Memphis 1968

MEMPHIS, Tenn. — Two workers, sheltering themselves from a cold, torrential downpour in this Mississippi River port, were chewed up like trash in the back of a malfunctioning garbage truck. Thus began, in 1968, a long public employee strike that shook the nation and cemented a historic civil rights/labor alliance.

It happened in a city that was run more like a plantation than the urban center of commerce and industry that it was. “Good-old-boy” Mayor Henry Loeb, abusive white managers, a racist school system and low wages shackled African American workers into a modern-day slavery of grueling poverty.

After their co-workers were killed, the city’s sanitation workers, many of them going up against white authority for the first time in their lives, walked the downtown streets here for months, carrying signs that said they were not garbage, signs that read, “I Am a Man.”

There were the many who risked the tiny bit they had to carry those signs and to organize a union.

There were the African American ministers who spoke to crowds of strike supporters, lifted the spirits of the strikers and helped expose to the nation the immorality of what was going on here.

There were the tough-talking white and Black union leaders and organizers, sent here by national unions that understood the importance of the fight for all workers in the country.

There were the first Black members of the Memphis City Council.

There were the dynamic African American women who were community advocates and became civil rights leaders.

There were the white members of the elite who did everything they could, through their mouthpiece, Mayor Loeb, to resist change.

And then there was King, leader of the Poor People’s Campaign, accused of being a subversive, harassed by the FBI and assassinated here April 4, 1968, who saw in the struggle of the poorest workers the means to build a movement that could enduringly unite the struggles of labor with the struggles for civil rights, peace and justice.

That movement renewed itself here Jan. 17–21 at the AFL-CIO Dr. Martin Luther King Jr. Holiday Observance as more than 1,300 labor leaders from across the country heard, most of them for the first time, from some of the heroes who fought the epic battle of 1968.

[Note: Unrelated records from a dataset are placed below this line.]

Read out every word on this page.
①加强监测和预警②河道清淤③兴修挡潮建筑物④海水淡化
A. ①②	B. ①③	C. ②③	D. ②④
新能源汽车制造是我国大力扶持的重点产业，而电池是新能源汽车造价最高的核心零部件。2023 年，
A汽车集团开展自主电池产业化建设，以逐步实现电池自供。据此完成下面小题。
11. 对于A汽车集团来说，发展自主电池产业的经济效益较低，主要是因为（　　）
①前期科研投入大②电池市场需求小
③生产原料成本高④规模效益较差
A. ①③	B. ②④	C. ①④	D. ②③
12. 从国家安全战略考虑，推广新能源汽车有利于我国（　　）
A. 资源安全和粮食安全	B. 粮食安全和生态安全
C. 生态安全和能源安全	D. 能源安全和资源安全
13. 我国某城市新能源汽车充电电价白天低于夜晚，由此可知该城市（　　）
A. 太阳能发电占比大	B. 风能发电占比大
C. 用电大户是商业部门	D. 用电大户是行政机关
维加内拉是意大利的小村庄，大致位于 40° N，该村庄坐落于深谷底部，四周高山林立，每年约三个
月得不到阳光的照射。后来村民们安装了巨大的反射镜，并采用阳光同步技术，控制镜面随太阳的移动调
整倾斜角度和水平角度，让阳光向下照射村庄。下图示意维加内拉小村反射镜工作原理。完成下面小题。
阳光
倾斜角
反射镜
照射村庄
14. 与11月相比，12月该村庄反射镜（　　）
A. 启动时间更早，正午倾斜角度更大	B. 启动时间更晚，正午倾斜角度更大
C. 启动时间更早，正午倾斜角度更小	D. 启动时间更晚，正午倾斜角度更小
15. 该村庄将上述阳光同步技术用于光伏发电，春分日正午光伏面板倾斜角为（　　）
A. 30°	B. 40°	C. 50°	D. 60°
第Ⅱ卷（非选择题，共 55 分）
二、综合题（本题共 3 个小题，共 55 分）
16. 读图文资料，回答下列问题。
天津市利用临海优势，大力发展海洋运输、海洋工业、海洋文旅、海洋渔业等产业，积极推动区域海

In 1968, the American Federation of State, County and Municipal Employees sent an interracial team to help the sanitation workers. Organizer Joe Paisley from Nashville, who is white, and Bill Lucy and Jesse Epps from AFSCME’s national office, who are Black, came to help lead labor’s battle here. All three were at the 40th anniversary observance this year.

“The strike brought Dr. King’s dream into reality to the extent that it showed who it is, the working people, that are the central force that can change society,” said Lucy, who is AFSCME’s secretary treasurer.

“All labor that benefits the people is dignified,” Lucy declared. “When people ask me how we can equate the work of a sanitation worker with the work of a professional lawyer, I ask them who they would rather be without on a hot and sweltering July day.”

Paisley told the delegates about the April 1, 1968, press conference where AFSCME, Memphis ministers, the Southern Christian Leadership Conference, the Rev. Jesse Jackson and others came together in one of the first major national displays of unity between the civil rights and labor movements. They called jointly for an end to “plantation rule” in Memphis and for extending a boycott of downtown Memphis stores to a national boycott of goods produced in Memphis, as well as against national companies with distribution plants in Memphis, including Coca-Cola, Wonder Bread and Sealtest Dairy.

“That unity forced the city to recognize the union and the workers won,” Paisley said. Likewise, he added, “the movement here today has the potential of turning around this whole country.”

Epps spent the last hours of King’s life with him at the Lorraine Motel here. Now, nearly 40 years later, Epps urged the delegates not to underestimate the importance of the number 40.

“When Moses led the people out of Egypt, they spent 40 years in the wilderness because they forgot about a lot of what is important,” Epps declared, “but after 40 years they finally got themselves together. Well April will be 40 years and the American people are just about ready now. The 2008 elections will be the thing that makes this year the year of the great renaissance. We have to go down from this place, and go down to our unions and go down to our communities and make this happen.”

The 1,300 trade unionists filling the hall rose and gave him a prolonged ovation.